Friday, August 1, 2014

The difference between L1 and L2 regularization


The difference between \(L_1\) and \(L_2\) regularization is well studied in ML (and you can find lots of reference on the internet). However, the most common explanation is perhaps via this figure.
While it's true (and seemingly intuitive at first), this figure may not be as easy to digest. The figure corresponds to an equivalent constrained optimization problem, but why we need to deal with constrained optimization problem is not clear [1]. In fact, someone asked this question on Quora: What's a good way to provide intuition as to why the lasso (L1 regularization) results in sparse weight vectors?, which motivated me to provide a simpler explanation [2].

For those who don't already know. The main difference between \(L_1\) and \(L_2\) regularization is that \(L_1\) can yield sparse models while \(L_2\) doesn't. Sparse model is a great property to have when dealing with high-dimensional data, for at least 2 reasons.
  • Model compression: increasingly important due to the mobile growth
  • Feature selection: it helps to know which features are important and which features are not or redundant.
But why does \(L_1\) yield sparse models?

For simplicity, let's just consider the 1-dimensional case.

\(L_2\)-regularized loss function \(F(x)=f(x)+\lambda\|x\|_2^2\) is smooth. This means that the optimum is the stationary point (0-derivative point). The stationary point of \(F\) can get very small when you increase \(\lambda\), but still won't be 0 unless \(f'(0)=0\).

\(L_1\)-regularized loss function \(F(x)=f(x)+\lambda\|x\|_1\) is non-smooth. It's not differentiable at 0. Optimization theory says that the optimum of a function is either the point with 0-derivative or one of the irregularities (corners, kinks, etc.). So, it's possible that the optimal point of \(F\) is 0 even if 0 isn't the stationary point of f. In fact, it would be 0 if \(\lambda\) is large enough (stronger regularization effect). Below is a graphical illustration.

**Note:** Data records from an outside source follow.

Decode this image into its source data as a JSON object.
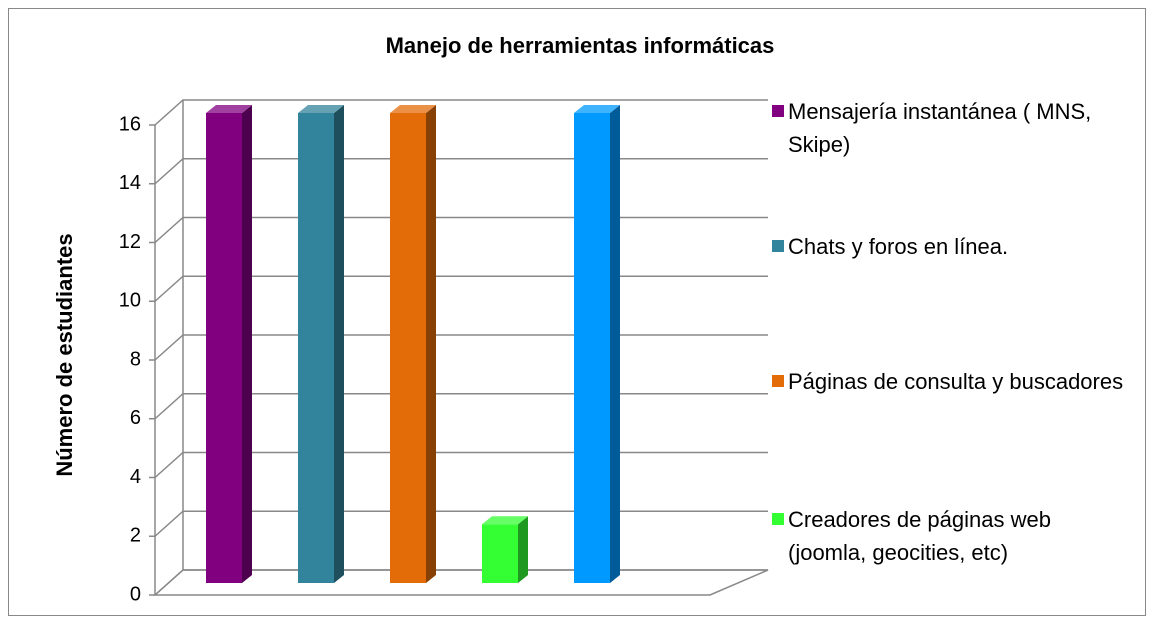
{
  "chart_data": {
    "type": "bar3d",
    "title": "Manejo de herramientas informáticas",
    "ylabel": "Número de estudiantes",
    "ylim": [
      0,
      16
    ],
    "yticks": [
      0,
      2,
      4,
      6,
      8,
      10,
      12,
      14,
      16
    ],
    "grid": true,
    "series": [
      {
        "name": "Mensajería instantánea ( MNS, Skipe)",
        "color": "#800080",
        "values": [
          16
        ]
      },
      {
        "name": "Chats y foros en línea.",
        "color": "#31849b",
        "values": [
          16
        ]
      },
      {
        "name": "Páginas de consulta y buscadores",
        "color": "#e36c09",
        "values": [
          16
        ]
      },
      {
        "name": "Creadores de páginas web (joomla, geocities, etc)",
        "color": "#33ff33",
        "values": [
          2
        ]
      },
      {
        "color": "#0099ff",
        "values": [
          16
        ]
      }
    ]
  }
}
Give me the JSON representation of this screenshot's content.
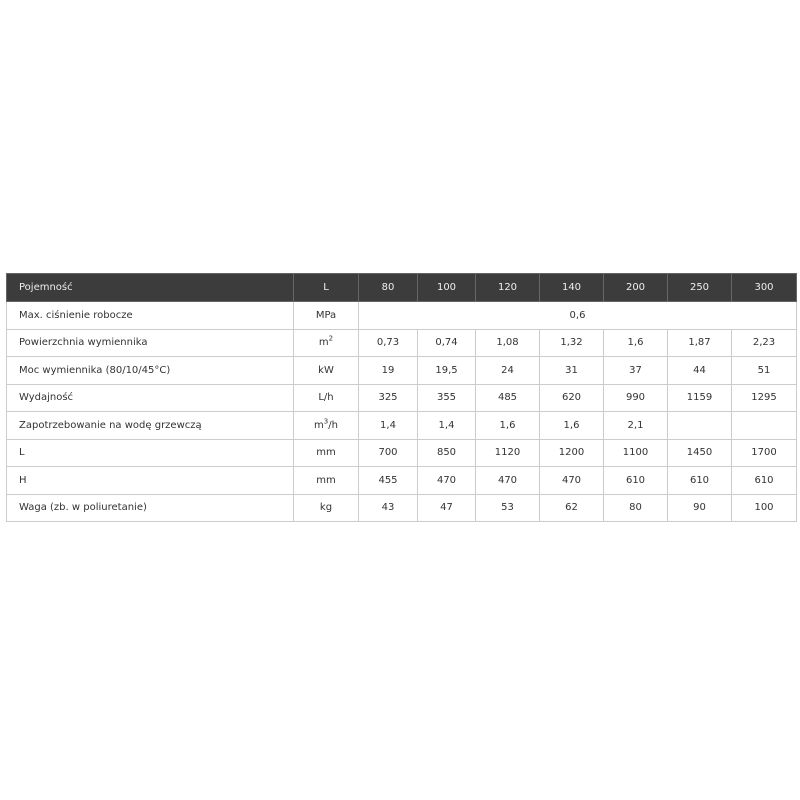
{
  "table": {
    "header": {
      "label": "Pojemność",
      "unit": "L",
      "values": [
        "80",
        "100",
        "120",
        "140",
        "200",
        "250",
        "300"
      ]
    },
    "rows": [
      {
        "label": "Max. ciśnienie robocze",
        "unit": "MPa",
        "merged_value": "0,6"
      },
      {
        "label": "Powierzchnia wymiennika",
        "unit_base": "m",
        "unit_sup": "2",
        "values": [
          "0,73",
          "0,74",
          "1,08",
          "1,32",
          "1,6",
          "1,87",
          "2,23"
        ]
      },
      {
        "label": "Moc wymiennika (80/10/45°C)",
        "unit": "kW",
        "values": [
          "19",
          "19,5",
          "24",
          "31",
          "37",
          "44",
          "51"
        ]
      },
      {
        "label": "Wydajność",
        "unit": "L/h",
        "values": [
          "325",
          "355",
          "485",
          "620",
          "990",
          "1159",
          "1295"
        ]
      },
      {
        "label": "Zapotrzebowanie na wodę grzewczą",
        "unit_base": "m",
        "unit_sup": "3",
        "unit_tail": "/h",
        "values": [
          "1,4",
          "1,4",
          "1,6",
          "1,6",
          "2,1",
          "",
          ""
        ]
      },
      {
        "label": "L",
        "unit": "mm",
        "values": [
          "700",
          "850",
          "1120",
          "1200",
          "1100",
          "1450",
          "1700"
        ]
      },
      {
        "label": "H",
        "unit": "mm",
        "values": [
          "455",
          "470",
          "470",
          "470",
          "610",
          "610",
          "610"
        ]
      },
      {
        "label": "Waga (zb. w poliuretanie)",
        "unit": "kg",
        "values": [
          "43",
          "47",
          "53",
          "62",
          "80",
          "90",
          "100"
        ]
      }
    ]
  }
}
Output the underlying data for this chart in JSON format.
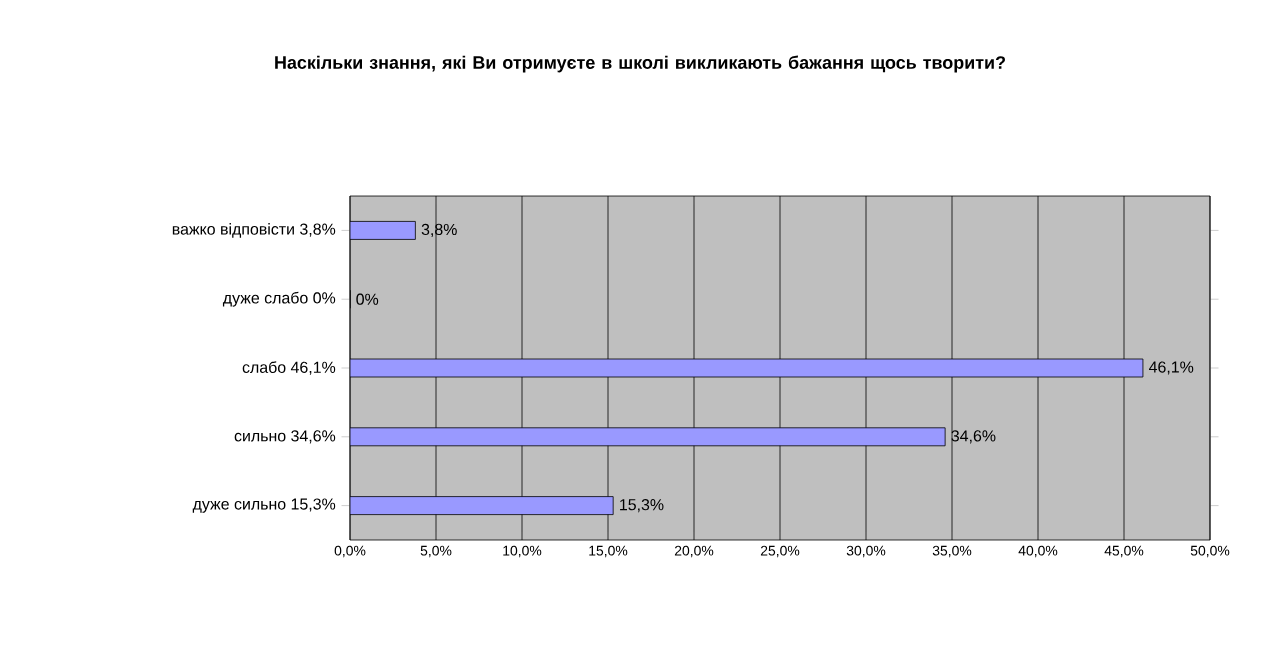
{
  "chart_data": {
    "type": "bar",
    "orientation": "horizontal",
    "title": "Наскільки знання, які Ви отримуєте в школі викликають бажання щось творити?",
    "categories": [
      "важко відповісти 3,8%",
      "дуже слабо 0%",
      "слабо 46,1%",
      "сильно 34,6%",
      "дуже сильно 15,3%"
    ],
    "values": [
      3.8,
      0,
      46.1,
      34.6,
      15.3
    ],
    "value_labels": [
      "3,8%",
      "0%",
      "46,1%",
      "34,6%",
      "15,3%"
    ],
    "color": "#9999ff",
    "xlim": [
      0,
      50
    ],
    "xticks": [
      {
        "value": 0,
        "label": "0,0%"
      },
      {
        "value": 5,
        "label": "5,0%"
      },
      {
        "value": 10,
        "label": "10,0%"
      },
      {
        "value": 15,
        "label": "15,0%"
      },
      {
        "value": 20,
        "label": "20,0%"
      },
      {
        "value": 25,
        "label": "25,0%"
      },
      {
        "value": 30,
        "label": "30,0%"
      },
      {
        "value": 35,
        "label": "35,0%"
      },
      {
        "value": 40,
        "label": "40,0%"
      },
      {
        "value": 45,
        "label": "45,0%"
      },
      {
        "value": 50,
        "label": "50,0%"
      }
    ],
    "grid": "x"
  }
}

In multi-dimensional settings: if a feature is not important, the loss contributed by it is small and hence the (non-differentiable) regularization effect would turn it off.

Notes
[1] The regularized optimization problem can be represented as a constrained optimization problem where the norm is constrained by a new constant C. The black solid regions are the feasibility regions. Why/How are the two problems are equivalent is actually non-trivial. Here's a proof if you're curious: Why are additional constraint and penalty term equivalent in ridge regression?
[2] Like many others, this post comes from my own answer on Quora: What is the difference between L1 and L2 regularization?